Als ich nach dem Abendessen endlich in meinem Zimmer auf dem Bett lag, traf mich die Realisation. Wieder musste ich komisch lächeln, ich konnte gar nicht anders. Er hatte tatsächlich die Initiative ergriffen, um sich zu versöhnen, das hieß doch etwas oder nicht? Schnell schüttelte ich den Kopf. Diese schrecklichen Stimmungsschwankungen, die er in mir auslöste, brachten mich gehörig auseinander. Ob es ihm auch so ging? Ich wollte ja nichts annehmen, aber wahrscheinlich nicht. Wohl eher war es bei ihm die pure Biologie, die ihm süße Worte entlockten, doch bei mir sah es ein bisschen anders aus. Irgendetwas an ihm zog mich trotz allen Streitereien in den Bann. War das Verliebtheit? Ich verzog mein Gesicht zu einer Grimasse.

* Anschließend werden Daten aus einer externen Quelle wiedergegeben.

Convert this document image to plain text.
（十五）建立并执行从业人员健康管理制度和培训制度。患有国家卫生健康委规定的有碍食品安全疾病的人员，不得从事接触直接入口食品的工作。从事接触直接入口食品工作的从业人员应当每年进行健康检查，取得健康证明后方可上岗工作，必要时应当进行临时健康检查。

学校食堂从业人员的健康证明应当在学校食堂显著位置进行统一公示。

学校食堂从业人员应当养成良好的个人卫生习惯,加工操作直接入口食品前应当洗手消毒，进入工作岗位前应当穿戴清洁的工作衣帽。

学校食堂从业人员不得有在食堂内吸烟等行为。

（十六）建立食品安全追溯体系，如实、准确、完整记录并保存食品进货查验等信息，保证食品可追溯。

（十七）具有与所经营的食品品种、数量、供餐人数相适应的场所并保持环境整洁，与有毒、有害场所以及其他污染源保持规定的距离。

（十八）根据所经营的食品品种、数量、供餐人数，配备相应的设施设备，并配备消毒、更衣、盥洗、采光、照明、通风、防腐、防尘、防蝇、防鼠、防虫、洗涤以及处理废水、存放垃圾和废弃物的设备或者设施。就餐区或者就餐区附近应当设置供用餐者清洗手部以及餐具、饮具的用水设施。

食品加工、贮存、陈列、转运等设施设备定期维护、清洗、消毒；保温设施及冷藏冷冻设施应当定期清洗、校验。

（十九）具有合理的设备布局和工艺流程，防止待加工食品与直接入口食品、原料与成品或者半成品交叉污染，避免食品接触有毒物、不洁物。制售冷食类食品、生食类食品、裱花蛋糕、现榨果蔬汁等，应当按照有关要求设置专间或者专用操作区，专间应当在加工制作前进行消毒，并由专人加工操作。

Ich versuchte, meine Hausübungen zu machen. Versuchte. Meine Gedanken schweiften immer wieder zu seinen Worten. Er wollte mich besser kennenlernen, solange der Wahnsinn noch nicht begonnen hat. Diese Worte ließen auch als Erinnerung mein Herz etwas höher schlagen und ich umfasste meinen Stift fester. Ein Knacken ertönte, als der Widerstand plötzlich nachließ und mit geweiteten Augen musterte ich die beiden Kugelschreiberhälften in meiner Hand. Blaue Tinte verbreitete sich darauf aus. Ich blinzelte und stieß ein Seufzen aus. Anscheinend war ich so in Gedanken versunken gewesen, dass meine Kräfte kurz außer Kontrolle geraten waren. Das durfte nicht nochmal passieren. Ich presste die Lippen aufeinander und stand auf, um schnell ins Bad zu eilen, um mich um das Disaster zu kümmern. Hoffentlich blieb kein Fleck zurück.

Natürlich blieb ein Fleck zurück. Mit einem Schnalzen musterte ich diesen ein letztes Mal, ehe ich den Ärmel darüberschob und mich meinem Handy widmete. Alon hatte anscheinend geantwortet.

(Das ist vorteilhaft. Habe mit Melody über das Ganze nochmal diskutiert und sind zum Entschluss gekommen, dass wir erstmals alles über diese Prophezeiung in Erfahrung bringen sollten. Vielleicht kriegen wir so Anhaltspunkte. Du müsstest dazu deinen Loverboy fragen.)

Oh nein. Meine Hand verkrampfte sich und ich ließ mein Telefon sinken. Schon jetzt wusste ich, dass mir diese Idee nicht gefiel. Ich wollte Caspian nicht noch tiefer in mein persönliches Schlamassel hineinziehen, doch blieb mir überhaupt eine andere Wahl?